New York Times (link later)
By hook or by crook, this bill died. Without somebody knuckling under, the issue will be passed to the next Congress, who must begin the whole process over. Meanwhile, the Pentagon still has its money, Bush is pinning it on Sensenbrenner, and the problems identified by the 9/11 Committee still hobble our intelligence community.

This is what you elected, America.

Slip-Happy Republicans: Abortion in Spending Bill

NYTimes.com

Republicans have slipped an anti-abortion clause into an omnibus spending bill that would bar federal, state, and local governments from blocking funding to health care providers who refuse to accomodate or support women who seek out a legal procedure. Women all over this country will be denied their right to a safe and legal abortion because of this measure. The smart investor will grab all the stock in wire hanger factories he can find - that is, if millionaire televangelists haven't snatched it up already.
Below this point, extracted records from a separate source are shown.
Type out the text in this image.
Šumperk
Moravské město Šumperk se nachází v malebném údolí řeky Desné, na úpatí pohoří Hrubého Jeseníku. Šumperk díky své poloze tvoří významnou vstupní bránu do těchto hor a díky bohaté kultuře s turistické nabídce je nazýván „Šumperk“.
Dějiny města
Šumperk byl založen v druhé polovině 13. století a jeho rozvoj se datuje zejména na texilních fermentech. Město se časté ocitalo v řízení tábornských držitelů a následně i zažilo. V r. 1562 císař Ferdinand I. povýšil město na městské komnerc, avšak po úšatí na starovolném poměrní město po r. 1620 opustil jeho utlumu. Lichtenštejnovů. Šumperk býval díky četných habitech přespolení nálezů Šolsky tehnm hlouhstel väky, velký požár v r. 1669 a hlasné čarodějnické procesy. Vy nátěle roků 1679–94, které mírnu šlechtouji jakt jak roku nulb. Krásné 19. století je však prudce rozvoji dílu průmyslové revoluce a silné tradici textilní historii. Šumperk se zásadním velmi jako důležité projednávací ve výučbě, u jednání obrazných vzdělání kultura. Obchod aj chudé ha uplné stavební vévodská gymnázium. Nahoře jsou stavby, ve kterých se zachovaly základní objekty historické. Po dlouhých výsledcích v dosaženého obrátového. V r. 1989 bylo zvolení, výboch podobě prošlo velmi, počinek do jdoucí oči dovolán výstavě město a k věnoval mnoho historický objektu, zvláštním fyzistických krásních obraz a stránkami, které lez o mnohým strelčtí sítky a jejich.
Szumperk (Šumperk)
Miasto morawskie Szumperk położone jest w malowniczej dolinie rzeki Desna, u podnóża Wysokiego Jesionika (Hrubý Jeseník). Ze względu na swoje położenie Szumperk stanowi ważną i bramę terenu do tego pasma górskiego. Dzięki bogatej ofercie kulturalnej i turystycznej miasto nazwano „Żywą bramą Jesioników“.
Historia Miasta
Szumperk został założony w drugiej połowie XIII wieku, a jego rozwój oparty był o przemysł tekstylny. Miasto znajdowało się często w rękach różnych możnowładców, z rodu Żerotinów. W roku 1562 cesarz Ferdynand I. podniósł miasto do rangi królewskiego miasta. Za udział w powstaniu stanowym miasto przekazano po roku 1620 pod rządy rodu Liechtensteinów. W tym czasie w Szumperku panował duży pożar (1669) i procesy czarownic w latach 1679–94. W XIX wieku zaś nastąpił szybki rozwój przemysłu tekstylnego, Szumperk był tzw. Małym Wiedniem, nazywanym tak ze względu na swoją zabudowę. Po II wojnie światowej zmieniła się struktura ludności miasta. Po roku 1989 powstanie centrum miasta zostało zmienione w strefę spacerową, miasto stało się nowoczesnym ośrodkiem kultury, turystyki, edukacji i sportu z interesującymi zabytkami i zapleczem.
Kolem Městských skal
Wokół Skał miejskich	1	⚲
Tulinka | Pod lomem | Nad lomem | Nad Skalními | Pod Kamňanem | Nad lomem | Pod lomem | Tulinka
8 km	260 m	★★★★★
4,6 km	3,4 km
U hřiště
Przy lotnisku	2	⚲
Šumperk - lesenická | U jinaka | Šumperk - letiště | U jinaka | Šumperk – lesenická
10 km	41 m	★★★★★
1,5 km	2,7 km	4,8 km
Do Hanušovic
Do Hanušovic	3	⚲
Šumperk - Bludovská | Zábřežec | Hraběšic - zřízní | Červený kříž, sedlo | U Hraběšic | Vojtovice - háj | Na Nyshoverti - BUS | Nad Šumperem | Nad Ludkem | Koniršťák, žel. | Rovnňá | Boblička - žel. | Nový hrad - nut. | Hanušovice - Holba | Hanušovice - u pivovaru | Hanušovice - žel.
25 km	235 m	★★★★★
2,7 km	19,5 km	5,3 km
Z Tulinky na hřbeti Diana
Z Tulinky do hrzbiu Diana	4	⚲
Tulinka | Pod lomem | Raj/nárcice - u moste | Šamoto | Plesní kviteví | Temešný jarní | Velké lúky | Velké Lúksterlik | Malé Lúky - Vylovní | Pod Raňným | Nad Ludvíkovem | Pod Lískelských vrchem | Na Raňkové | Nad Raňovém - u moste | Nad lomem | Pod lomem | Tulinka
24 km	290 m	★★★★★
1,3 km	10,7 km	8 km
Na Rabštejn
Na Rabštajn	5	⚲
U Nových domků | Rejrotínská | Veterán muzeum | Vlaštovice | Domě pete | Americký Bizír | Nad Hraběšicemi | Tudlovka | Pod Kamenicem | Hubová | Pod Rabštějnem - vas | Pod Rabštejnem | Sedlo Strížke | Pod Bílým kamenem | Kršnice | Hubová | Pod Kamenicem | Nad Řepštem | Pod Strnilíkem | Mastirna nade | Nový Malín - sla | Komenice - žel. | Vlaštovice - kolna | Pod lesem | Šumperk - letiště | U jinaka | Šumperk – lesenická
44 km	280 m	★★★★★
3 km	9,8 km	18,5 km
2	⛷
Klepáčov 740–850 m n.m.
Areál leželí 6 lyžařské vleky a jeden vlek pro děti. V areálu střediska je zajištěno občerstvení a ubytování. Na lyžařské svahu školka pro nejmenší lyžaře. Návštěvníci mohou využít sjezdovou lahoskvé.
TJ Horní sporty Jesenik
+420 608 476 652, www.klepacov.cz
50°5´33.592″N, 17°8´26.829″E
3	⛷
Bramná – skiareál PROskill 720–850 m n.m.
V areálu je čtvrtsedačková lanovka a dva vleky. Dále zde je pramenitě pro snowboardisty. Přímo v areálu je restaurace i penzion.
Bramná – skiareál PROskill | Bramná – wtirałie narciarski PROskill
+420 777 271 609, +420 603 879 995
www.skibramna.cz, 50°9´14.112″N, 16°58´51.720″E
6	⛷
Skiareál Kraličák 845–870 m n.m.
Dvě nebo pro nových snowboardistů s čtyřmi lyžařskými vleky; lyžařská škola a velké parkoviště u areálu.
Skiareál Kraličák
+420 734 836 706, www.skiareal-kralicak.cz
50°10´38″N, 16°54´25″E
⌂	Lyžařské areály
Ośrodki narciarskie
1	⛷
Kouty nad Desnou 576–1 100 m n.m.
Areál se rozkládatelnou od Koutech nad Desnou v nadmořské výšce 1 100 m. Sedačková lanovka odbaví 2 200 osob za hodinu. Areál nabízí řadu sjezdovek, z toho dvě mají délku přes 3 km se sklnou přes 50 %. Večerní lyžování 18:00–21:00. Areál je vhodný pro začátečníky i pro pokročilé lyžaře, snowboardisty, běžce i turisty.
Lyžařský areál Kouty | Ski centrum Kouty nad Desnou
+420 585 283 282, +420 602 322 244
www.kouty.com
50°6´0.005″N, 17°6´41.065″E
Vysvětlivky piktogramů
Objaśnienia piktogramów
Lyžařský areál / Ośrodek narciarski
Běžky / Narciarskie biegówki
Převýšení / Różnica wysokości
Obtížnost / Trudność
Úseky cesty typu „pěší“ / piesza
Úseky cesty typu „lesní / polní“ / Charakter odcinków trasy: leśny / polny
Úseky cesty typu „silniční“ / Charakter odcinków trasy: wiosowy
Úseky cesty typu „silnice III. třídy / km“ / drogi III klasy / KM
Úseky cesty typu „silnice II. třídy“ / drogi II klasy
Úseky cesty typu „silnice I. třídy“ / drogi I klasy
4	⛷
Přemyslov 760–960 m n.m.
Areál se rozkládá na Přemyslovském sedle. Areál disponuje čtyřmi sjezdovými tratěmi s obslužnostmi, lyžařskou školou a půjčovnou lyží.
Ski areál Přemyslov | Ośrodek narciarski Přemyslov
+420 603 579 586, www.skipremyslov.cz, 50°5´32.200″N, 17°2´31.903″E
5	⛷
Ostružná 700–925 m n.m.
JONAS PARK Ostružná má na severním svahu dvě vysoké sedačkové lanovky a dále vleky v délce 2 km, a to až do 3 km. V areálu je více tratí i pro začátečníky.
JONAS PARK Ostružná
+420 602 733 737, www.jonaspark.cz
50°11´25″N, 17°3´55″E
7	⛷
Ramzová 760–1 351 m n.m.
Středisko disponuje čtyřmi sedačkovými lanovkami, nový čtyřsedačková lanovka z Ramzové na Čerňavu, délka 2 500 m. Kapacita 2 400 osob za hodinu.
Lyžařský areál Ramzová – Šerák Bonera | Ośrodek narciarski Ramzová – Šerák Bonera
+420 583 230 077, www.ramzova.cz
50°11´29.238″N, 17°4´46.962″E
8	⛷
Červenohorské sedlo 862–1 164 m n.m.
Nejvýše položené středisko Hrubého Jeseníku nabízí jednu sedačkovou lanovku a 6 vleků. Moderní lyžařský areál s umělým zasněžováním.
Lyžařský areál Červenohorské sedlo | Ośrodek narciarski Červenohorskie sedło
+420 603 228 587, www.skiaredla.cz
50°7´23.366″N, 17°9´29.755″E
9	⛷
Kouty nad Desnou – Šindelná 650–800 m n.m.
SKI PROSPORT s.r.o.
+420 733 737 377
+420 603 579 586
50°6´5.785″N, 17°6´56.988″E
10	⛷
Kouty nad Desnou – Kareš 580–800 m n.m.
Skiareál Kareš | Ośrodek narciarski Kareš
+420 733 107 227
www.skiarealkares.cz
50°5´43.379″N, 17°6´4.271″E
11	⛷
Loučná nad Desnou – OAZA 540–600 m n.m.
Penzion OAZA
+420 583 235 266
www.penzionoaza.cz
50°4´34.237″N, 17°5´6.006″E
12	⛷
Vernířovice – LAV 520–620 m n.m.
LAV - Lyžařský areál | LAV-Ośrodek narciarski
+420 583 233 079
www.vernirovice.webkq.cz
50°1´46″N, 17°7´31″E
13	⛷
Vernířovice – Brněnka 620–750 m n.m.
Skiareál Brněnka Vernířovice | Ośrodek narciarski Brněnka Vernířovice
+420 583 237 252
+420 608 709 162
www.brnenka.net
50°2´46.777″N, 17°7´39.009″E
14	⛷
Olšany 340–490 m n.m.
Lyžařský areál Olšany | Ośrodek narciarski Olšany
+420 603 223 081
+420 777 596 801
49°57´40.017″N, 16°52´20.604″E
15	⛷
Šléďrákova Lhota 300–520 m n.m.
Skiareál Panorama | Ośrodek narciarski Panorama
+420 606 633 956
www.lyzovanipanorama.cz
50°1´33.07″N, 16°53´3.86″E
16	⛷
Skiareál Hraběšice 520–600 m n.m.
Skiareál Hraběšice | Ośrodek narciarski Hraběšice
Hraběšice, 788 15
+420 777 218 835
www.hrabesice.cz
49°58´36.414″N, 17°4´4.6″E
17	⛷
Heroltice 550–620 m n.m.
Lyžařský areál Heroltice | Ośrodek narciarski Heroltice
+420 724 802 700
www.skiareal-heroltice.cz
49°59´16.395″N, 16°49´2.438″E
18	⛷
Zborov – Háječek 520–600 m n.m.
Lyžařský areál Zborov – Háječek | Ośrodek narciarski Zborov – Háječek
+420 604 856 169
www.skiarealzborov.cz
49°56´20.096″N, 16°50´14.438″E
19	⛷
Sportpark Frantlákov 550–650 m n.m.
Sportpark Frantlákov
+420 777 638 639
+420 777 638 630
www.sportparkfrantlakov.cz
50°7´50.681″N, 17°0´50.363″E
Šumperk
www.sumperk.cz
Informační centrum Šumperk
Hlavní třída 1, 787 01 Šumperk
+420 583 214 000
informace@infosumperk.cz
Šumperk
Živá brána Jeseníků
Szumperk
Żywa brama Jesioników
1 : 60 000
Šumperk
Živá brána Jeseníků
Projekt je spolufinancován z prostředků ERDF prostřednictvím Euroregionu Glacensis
This is a common tactic of politicians, by the way: attaching a controversial measure to a bill that has little or no connection to its import. It's shameful when Democrats do it, and it's shameful when Republicans do it (unless they can meet in secret and get those rules changed, too). So Slip-Happy Republicans will become a running feature around here. Somebody else can document the Democratic abuses.

Senator Boxer will be doing what she can to stop this part of the bill from becoming law. Go tell her thanks.

GOP Uses 9/11 Bill To Neuter Financial Disclosure Laws

LATimes.com

Welcome to Bush 2.0, where a bill named for the 9/11 attacks and intended to improve the intelligence processes in this country is being used to gut financial disclosure laws, not just for top level intelligence officials, but for all executive branch officials.

Tucked within the House's 497-page version of the "9/11 Recommendations Implementation Act" is a provision to repeal the requirement that senior-level officials report their personal financial assets valued at more than $2.5 million. It also would end the practice of disclosing the dates of stock transactions.
The mask has truly slipped. What can I say, my fellow Americans?

You asked for it.

Enjoy your picture show.

Mother Upset Over Cross-Dressing Day

campusreportonline.net

I remember back in Demopolis, AL, we had a yearly event where the girls would play football and the football players dressed as cheerleaders. It was just goofy and fun.

It didn't last the whole day, though. And apparently the school principal had promised last year that it wouldn't happen again.

But the kids weren't being required to dress as the opposite sex. And they could bring a canned good for charity if they weren't going to cross dress. So the point is: there seems to be some cause for disappointment with the school, but some other people need to get a grip. Didn't any of these people see Tootsie?